Daviesia teretifolia is a species of flowering plant in the family Fabaceae and is endemic to the south coast of Western Australia. It is a spreading shrub with tapering cylindrical, sharply pointed phyllodes, and yellow to orange and dark red to black flowers.

==Description==
Daviesia teretifolia is a spreading, glabrous, glaucous shrub that typically grows to a height of up to 1.2 m. Its phyllodes are tapering cylindrical, upwards-pointing, 17–47 mm long, 1.5–2 mm wide and sharply pointed. The flowers are arranged in a group of three or four in leaf axils on a peduncle 2–7.5 mm long, the rachis 2–7 mm long, each flower on a pedicel 8–15 mm long. The sepals are 4.5–5.5 mm long and joined at the base, the two upper lobes joined for most of their length and the lower three lobes triangular. The standard petal is elliptic with a notched centre, 7.5–8.5 mm long, 7.0–9.5 mm wide and yellow to orange with a dark red to black centre. The wings are 7–8 mm long and maroon, the keel 7.5–8 mm long and maroon. Flowering occurs from May to October and the fruit is an inflated, triangular pod 13–16 mm long.

==Taxonomy==
Daviesia teretifolia was first formally described in 1864 by George Bentham in Flora Australiensis from an unpublished description by Robert Brown. The specific epithet (teretifolia) means "terete-leaved".
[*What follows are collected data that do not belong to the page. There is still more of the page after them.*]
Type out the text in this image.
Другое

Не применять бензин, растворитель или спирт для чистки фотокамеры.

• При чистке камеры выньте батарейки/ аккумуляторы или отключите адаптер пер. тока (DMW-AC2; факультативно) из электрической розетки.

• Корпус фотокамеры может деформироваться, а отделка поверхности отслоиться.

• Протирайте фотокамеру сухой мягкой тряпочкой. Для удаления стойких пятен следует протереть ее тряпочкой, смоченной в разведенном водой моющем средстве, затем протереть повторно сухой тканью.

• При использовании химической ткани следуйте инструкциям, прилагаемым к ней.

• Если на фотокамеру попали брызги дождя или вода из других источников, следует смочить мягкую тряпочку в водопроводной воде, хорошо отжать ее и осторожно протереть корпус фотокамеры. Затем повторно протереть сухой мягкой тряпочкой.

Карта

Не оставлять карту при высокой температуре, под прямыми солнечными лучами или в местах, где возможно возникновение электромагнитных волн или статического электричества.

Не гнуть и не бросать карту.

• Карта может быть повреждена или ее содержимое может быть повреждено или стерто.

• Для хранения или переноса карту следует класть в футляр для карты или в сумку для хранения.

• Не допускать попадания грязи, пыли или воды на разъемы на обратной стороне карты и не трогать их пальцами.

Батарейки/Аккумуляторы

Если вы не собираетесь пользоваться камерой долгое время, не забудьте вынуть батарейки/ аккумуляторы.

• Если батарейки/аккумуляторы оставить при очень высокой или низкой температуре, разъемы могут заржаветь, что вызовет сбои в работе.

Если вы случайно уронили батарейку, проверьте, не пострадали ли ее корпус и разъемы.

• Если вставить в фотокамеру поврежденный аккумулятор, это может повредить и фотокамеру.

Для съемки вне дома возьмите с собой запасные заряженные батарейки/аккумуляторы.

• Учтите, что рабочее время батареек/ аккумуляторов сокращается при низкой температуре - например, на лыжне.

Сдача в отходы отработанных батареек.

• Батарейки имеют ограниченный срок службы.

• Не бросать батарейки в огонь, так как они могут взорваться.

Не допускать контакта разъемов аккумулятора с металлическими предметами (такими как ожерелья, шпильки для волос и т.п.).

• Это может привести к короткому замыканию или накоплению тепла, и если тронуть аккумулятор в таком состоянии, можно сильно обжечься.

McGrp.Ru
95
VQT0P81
==Distribution and habitat==
This daviesia grows in tall shrubland in near-coastal areas of southern Western Australia in the Esperance Plains and Mallee bioregions .

==Conservation status==
Daviesia teretifolia is classified as "not threatened" by the Western Australian Government Department of Biodiversity, Conservation and Attractions.